Il est constant, aux termes de l’article 150 VI du code général des impôts, dans sa version en vigueur au jour de la vente survenue en janvier 2014 selon les indications concordantes des parties, que le vendeur d’une oeuvre d’art peut être, selon les circonstances de la vente, soumis à une taxe spéciale. De plus, en application de l’article L. 122-8 du code de la propriété intellectuelle, les auteurs d’oeuvres ou leurs ayants droit bénéficient, sous certaines conditions, d’un droit de suite, dont le paiement incombe au vendeur.
Néanmoins, les consorts [D] ne développent au sein de leurs écritures aucun moyen pour démontrer qu’il leur incombait effectivement, en qualité de vendeurs de l’oeuvre de [I] [S], de s’acquitter de cette taxe ou d’un quelconque droit de suite. En effet, ces charges sont, l’une comme l’autre, soumises à différentes conditions légales dont ils ne caractérisent pas la réunion faute d’établir les circonstances exactes de la vente. Le tribunal n’a alors pas à pallier cette carence dans les explications incombant aux parties, au surplus hors tout débat contradictoire.
Les demandeurs n’allèguent pas non plus avoir reçu, en lien avec la vente en cause, une quelconque réclamation de la part de l’administration fiscale ou des ayants droit de l’artiste, à laquelle ils entendraient s’opposer par la production des justificatifs réclamés. Le tribunal observe qu’ils ne forment pas davantage de demande indemnitaire à l’encontre de leur ancien mandataire en raison d’un manquement à son obligation.
Les consorts [D] échouent ainsi à établir que M. [L] serait en mesure de produire les justificatifs sollicités et que cette production serait nécessaire en vue de la défense de leurs droits et intérêts.

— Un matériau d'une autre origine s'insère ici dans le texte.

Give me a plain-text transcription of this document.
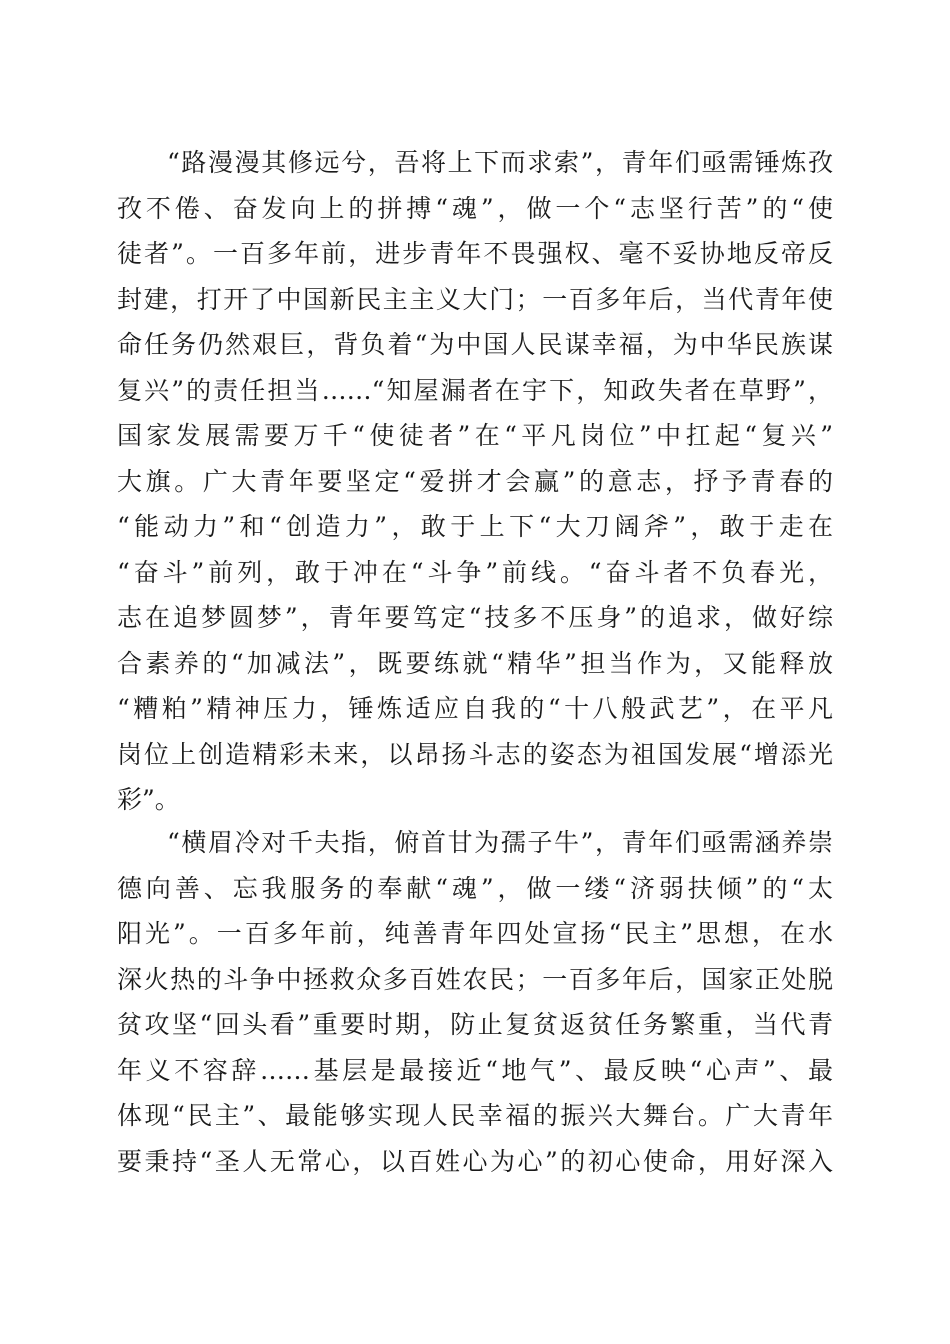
“路漫漫其修远兮，吾将上下而求索”，青年们亟需锤炼孜
孜不倦、奋发向上的拼搏“魂”，做一个“志坚行苦”的“使
徒者”。一百多年前，进步青年不畏强权、毫不妥协地反帝反
封建，打开了中国新民主主义大门；一百多年后，当代青年使
命任务仍然艰巨，背负着“为中国人民谋幸福，为中华民族谋
复兴”的责任担当……“知屋漏者在宇下，知政失者在草野”，
国家发展需要万千“使徒者”在“平凡岗位”中扛起“复兴”
大旗。广大青年要坚定“爱拼才会赢”的意志，抒予青春的
“能动力”和“创造力”，敢于上下“大刀阔斧”，敢于走在
“奋斗”前列，敢于冲在“斗争”前线。“奋斗者不负春光，
志在追梦圆梦”，青年要笃定“技多不压身”的追求，做好综
合素养的“加减法”，既要练就“精华”担当作为，又能释放
“糟粕”精神压力，锤炼适应自我的“十八般武艺”，在平凡
岗位上创造精彩未来，以昂扬斗志的姿态为祖国发展“增添光
彩”。
“横眉冷对千夫指，俯首甘为孺子牛”，青年们亟需涵养崇
德向善、忘我服务的奉献“魂”，做一缕“济弱扶倾”的“太
阳光”。一百多年前，纯善青年四处宣扬“民主”思想，在水
深火热的斗争中拯救众多百姓农民；一百多年后，国家正处脱
贫攻坚“回头看”重要时期，防止复贫返贫任务繁重，当代青
年义不容辞……基层是最接近“地气”、最反映“心声”、最
体现“民主”、最能够实现人民幸福的振兴大舞台。广大青年
要秉持“圣人无常心，以百姓心为心”的初心使命，用好深入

En conséquence, ils seront déboutés de leur demande en communication sous astreinte des justificatifs du paiement de la taxe forfaitaire sur les objets d’art et du droit de suite.
Sur les autres demandes
M. [L], succombant, sera condamné aux dépens et à payer aux consorts [D] la somme de 2.000 euros au visa de l’article 700 du code de procédure civile.
L’exécution provisoire est, en vertu des articles 514-1 à 514-6 du code de procédure civile issus du décret 2019-1333 du 11 décembre 2019, de droit pour les instances introduites comme en l’espèce à compter du 1er janvier 2020. Il n’y a pas lieu de l’écarter.
PAR CES MOTIFS
Le tribunal, statuant publiquement par jugement contradictoire, en premier ressort et par mise à disposition au greffe,
Condamne M. [M] [L] à payer à M. [P] [D] et à M. [R] [D] la somme de 177.858 euros,
Dit que cette somme sera augmentée des intérêts au taux annuel de 6 %, à compter du 1er janvier 2022, avec capitalisation conformément aux dispositions de l’article 1343-2 du code civil,
Déboute M. [P] [D] et M. [R] [D] de leur demande en communication sous astreinte des justificatifs du paiement de la taxe forfaitaire sur les objets d’art et du droit de suite,
Condamne M. [M] [L] aux dépens,
Condamne M. [M] [L] à payer à M. [P] [D] et à M. [R] [D] la somme de 2.000 euros au titre de leurs frais irrépétibles,
Rejette toute autre demande plus ample ou contraire des parties,
Rappelle que la présente décision est, de droit, exécutoire par provision.
Fait et jugé à Paris le 02 Avril 2024.